There is no single honest “largest insurer” number
The usual shortcut is to ask who has the biggest AUM. That shortcut breaks almost immediately. Some insurers disclose very large managed asset pools that include outside client money. Some disclose separate-account or segregated-fund assets that are tied to linked liabilities. Some disclose only insurer-owned invested assets. Some disclose strong group solvency ratios. Some, especially in the United States, disclose large consolidated balance sheets in SEC filings while the core solvency tools sit mainly at the regulated legal-entity level rather than in one simple group ratio.
That means the words largest insurer need to be unpacked before they mean anything.

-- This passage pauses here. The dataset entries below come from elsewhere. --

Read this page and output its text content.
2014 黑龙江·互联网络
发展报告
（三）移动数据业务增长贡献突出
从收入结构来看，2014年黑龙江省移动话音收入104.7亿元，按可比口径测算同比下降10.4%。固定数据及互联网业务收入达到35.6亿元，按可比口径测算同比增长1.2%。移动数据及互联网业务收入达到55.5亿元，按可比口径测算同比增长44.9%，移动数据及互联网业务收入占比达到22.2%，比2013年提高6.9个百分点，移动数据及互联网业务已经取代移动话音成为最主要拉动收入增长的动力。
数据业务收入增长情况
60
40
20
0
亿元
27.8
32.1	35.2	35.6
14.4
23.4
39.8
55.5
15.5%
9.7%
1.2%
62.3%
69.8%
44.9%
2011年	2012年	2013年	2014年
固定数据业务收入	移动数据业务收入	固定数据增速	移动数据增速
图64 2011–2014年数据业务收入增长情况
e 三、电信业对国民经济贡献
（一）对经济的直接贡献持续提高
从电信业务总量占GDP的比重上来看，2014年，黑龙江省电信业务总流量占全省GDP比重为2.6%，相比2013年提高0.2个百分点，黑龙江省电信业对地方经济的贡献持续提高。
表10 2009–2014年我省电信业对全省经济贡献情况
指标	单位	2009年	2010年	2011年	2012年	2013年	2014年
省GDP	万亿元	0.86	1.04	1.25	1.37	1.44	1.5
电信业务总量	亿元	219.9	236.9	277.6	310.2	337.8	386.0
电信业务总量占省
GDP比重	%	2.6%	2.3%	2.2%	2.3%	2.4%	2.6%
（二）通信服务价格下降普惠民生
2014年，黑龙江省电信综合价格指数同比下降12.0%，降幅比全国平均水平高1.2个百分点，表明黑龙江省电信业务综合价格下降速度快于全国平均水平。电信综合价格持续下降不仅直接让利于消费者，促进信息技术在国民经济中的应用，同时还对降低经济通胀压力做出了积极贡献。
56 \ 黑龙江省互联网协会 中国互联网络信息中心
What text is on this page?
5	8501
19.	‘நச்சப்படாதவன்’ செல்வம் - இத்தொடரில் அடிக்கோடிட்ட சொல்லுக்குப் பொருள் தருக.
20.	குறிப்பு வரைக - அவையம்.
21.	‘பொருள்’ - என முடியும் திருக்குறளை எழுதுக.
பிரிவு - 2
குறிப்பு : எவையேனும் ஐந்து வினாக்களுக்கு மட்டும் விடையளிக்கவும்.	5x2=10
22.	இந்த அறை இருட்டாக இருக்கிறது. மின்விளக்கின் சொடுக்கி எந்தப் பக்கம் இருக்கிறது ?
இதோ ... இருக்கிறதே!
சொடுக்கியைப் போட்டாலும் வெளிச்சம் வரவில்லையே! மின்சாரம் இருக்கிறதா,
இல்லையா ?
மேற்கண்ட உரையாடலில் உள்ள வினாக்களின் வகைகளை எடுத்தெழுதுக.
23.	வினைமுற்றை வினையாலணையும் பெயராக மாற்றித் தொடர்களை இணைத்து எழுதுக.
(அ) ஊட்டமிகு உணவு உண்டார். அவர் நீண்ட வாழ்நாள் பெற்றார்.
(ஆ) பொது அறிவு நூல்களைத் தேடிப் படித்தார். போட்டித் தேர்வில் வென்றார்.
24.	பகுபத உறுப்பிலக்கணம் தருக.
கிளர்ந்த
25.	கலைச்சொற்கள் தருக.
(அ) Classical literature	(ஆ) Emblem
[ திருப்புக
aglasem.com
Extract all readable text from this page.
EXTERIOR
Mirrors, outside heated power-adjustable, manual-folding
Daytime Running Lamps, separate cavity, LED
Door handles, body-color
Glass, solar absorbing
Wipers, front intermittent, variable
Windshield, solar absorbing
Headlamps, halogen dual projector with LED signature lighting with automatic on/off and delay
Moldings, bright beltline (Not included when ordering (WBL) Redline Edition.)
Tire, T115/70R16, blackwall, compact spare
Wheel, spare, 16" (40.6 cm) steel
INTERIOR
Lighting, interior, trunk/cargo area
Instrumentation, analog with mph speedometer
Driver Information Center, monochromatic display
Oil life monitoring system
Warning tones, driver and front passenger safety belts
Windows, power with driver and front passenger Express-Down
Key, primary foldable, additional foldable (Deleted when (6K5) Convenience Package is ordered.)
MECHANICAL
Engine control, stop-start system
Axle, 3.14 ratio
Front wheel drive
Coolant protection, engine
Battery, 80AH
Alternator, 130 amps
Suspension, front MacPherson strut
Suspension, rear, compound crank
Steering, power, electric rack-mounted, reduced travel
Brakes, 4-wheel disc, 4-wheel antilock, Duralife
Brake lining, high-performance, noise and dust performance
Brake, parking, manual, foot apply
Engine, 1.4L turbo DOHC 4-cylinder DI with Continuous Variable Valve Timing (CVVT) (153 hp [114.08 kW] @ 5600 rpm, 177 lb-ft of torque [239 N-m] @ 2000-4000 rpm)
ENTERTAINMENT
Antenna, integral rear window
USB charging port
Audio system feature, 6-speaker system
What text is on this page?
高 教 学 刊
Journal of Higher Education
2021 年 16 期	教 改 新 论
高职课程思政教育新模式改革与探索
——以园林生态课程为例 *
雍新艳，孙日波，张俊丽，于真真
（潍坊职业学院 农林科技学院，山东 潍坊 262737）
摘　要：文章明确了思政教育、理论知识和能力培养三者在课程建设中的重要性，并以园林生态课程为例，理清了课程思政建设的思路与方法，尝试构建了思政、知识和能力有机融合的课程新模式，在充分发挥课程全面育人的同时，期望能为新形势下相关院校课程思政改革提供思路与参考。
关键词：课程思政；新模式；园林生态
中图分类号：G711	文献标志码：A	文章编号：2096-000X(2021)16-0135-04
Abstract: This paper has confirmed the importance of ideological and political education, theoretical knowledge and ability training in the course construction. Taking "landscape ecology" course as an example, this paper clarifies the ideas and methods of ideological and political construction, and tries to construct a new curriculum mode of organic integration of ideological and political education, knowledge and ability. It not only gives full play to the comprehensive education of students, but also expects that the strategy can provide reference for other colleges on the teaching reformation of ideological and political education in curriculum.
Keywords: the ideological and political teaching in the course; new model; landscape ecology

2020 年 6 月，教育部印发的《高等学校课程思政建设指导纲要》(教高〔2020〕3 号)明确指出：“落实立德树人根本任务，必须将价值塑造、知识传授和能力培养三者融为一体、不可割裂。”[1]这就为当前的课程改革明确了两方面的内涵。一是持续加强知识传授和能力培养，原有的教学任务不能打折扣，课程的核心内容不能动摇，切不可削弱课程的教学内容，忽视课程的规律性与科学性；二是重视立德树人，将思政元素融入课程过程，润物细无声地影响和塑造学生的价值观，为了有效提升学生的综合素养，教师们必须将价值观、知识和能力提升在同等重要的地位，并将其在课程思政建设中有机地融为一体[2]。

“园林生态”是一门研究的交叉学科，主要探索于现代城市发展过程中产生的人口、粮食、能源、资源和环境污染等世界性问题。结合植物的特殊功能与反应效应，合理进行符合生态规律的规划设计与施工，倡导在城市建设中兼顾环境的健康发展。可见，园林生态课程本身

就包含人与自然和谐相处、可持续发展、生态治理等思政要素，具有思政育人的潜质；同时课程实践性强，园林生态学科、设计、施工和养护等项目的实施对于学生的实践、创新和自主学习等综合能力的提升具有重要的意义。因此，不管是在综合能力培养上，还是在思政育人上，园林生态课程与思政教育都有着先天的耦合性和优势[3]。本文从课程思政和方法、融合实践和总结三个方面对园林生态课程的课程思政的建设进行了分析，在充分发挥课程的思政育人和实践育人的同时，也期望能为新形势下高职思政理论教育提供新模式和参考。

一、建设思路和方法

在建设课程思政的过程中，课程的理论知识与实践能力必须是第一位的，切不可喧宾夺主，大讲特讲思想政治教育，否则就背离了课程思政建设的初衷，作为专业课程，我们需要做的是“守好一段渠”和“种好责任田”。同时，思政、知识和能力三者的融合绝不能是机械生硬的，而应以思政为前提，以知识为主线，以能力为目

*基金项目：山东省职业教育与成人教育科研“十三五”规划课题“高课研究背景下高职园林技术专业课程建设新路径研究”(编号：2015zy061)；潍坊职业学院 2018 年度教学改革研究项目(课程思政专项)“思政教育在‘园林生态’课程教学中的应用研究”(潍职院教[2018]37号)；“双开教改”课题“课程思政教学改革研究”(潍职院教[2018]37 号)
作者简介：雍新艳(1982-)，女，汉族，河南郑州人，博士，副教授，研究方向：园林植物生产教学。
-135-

You have to separate at least five layers: the insurer’s total assets, the invested assets supporting liabilities, the linked or separate-account bucket, outside assets under management, and the capital framework that sits under the whole structure.
Wrong shortcut
One headline AUM number
AUM can include outside client money, segregated or separate-account assets, and other administered assets that do not belong to the insurer in the same legal sense as general-account assets.
Better bucket
Owned balance-sheet assets
This is the broadest view of the resources actually sitting on the insurer group’s books. It is still not enough by itself, but it is closer to the actual financial machine.
Critical bucket
Invested assets supporting liabilities
This is the asset pool that most directly matters when you are asking how promises are financed and how claims or benefits are expected to be met over time.
Do not blur
Linked and ring-fenced asset pools
Separate accounts, unit-linked assets, and segregated-fund assets are often large, but they are not the same thing as freely available general-account support for every other liability.